Parker worked as the assistant stage manager this winter’s theater production of The SpongeBob Musical. She split her time working on set construction with Mr. Raffetto, demonstrating great leadership in the scenic shop, and assisting the rehearsal process with Dr. Rodriguez, where her attention to detail and passion for the work were instrumental to the production’s success.

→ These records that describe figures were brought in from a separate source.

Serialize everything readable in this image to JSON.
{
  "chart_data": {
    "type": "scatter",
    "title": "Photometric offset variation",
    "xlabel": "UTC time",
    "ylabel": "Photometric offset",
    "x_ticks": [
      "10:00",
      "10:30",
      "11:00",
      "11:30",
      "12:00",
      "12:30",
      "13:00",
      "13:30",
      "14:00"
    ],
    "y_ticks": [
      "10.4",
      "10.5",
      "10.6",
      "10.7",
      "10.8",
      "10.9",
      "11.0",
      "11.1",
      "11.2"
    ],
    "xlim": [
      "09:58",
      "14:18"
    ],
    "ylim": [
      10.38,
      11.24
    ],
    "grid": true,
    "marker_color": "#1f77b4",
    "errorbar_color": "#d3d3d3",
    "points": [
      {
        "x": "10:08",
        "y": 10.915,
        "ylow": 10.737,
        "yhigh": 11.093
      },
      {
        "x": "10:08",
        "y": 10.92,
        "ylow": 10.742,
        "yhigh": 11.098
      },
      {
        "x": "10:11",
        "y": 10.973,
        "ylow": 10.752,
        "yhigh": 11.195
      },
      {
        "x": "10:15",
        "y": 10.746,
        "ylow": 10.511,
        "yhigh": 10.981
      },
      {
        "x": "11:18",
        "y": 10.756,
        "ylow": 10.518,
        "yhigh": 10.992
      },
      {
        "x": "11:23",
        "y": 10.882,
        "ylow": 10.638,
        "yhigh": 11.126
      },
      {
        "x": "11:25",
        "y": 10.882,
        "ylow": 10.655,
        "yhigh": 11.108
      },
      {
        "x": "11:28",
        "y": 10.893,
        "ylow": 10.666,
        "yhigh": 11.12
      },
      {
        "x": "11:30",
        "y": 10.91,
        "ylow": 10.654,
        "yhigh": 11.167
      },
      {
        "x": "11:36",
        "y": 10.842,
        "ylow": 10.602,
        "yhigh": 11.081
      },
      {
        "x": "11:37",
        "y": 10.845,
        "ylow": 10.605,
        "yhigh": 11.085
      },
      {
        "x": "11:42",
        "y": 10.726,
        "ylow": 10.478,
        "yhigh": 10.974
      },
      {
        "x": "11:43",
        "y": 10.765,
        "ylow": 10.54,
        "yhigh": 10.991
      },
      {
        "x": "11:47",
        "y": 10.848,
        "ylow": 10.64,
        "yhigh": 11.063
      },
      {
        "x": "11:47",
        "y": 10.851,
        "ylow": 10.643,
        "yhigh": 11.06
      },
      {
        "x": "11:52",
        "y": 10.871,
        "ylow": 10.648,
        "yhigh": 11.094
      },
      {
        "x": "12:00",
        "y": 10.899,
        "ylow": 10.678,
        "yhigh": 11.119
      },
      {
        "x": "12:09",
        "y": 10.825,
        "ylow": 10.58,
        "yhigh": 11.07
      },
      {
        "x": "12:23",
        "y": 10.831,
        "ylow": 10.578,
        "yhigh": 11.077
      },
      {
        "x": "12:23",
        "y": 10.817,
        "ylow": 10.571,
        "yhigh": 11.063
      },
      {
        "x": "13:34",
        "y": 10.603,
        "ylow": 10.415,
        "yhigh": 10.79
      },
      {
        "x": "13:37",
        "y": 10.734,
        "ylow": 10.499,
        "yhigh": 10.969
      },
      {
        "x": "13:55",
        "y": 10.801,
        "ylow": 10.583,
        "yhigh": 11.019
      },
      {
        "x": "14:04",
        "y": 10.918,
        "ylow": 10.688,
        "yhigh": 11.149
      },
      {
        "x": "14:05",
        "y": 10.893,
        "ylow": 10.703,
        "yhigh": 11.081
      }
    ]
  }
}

She was responsible for coordinating the use of over 200 props, managing the stage crew, and supervising actor transitions backstage. For her joyous and collaborative spirit, especially during the most stressful times of the tech process, we present this working artist award to Parker Brown.
Pippa is a fixture in the painting studio. She is there when I arrive, when I pop in during free blocks to retrieve materials, during Ms. Hume’s painting class (in which she has never been enrolled) and when I leave. The hours she has invested in her work has resulted in impressive artistic growth and a refinement of her artistic style and vision. Pippa currently depicts themes of teen life on a remote island off the coast of Maine in a series of paintings she has been working on since the fall. She approaches her work with a dry wit and wonderfully quirky sensibility. We are excited to see where Pippa will go next year to explore the world of architecture and we hope she will come back to visit us often in the future.
Siga rivals Pippa in the number of hours she spends in the ceramics studio. Although she is proficient on the pottery wheel, her intricate vessel forms are mostly hand-built and conjure artifacts from a shipwreck with historic references and narrative overtones. She is ahead of her years in her ability to conceptualize complex and sophisticated themes as well as in her ability to execute the ambitious pieces she designs. Siga is a great communicator and it has been exciting to accompany her on her artistic journey. We are very proud of her accomplishments and we are excited to follow her trajectory next year as she continues her exploration of the world of ceramic art.
The Working Artist Award for Music goes to a Senior member of Honors Chamber Singers. This student was instrumental in producing this year’s enormously successful Winter Warmer, and she was also the director of Honors Chamber Singers performance of “White Winter Hymnal,” which we all saw recently in an assembly here. Please join me in recognizing Pierceson Squires.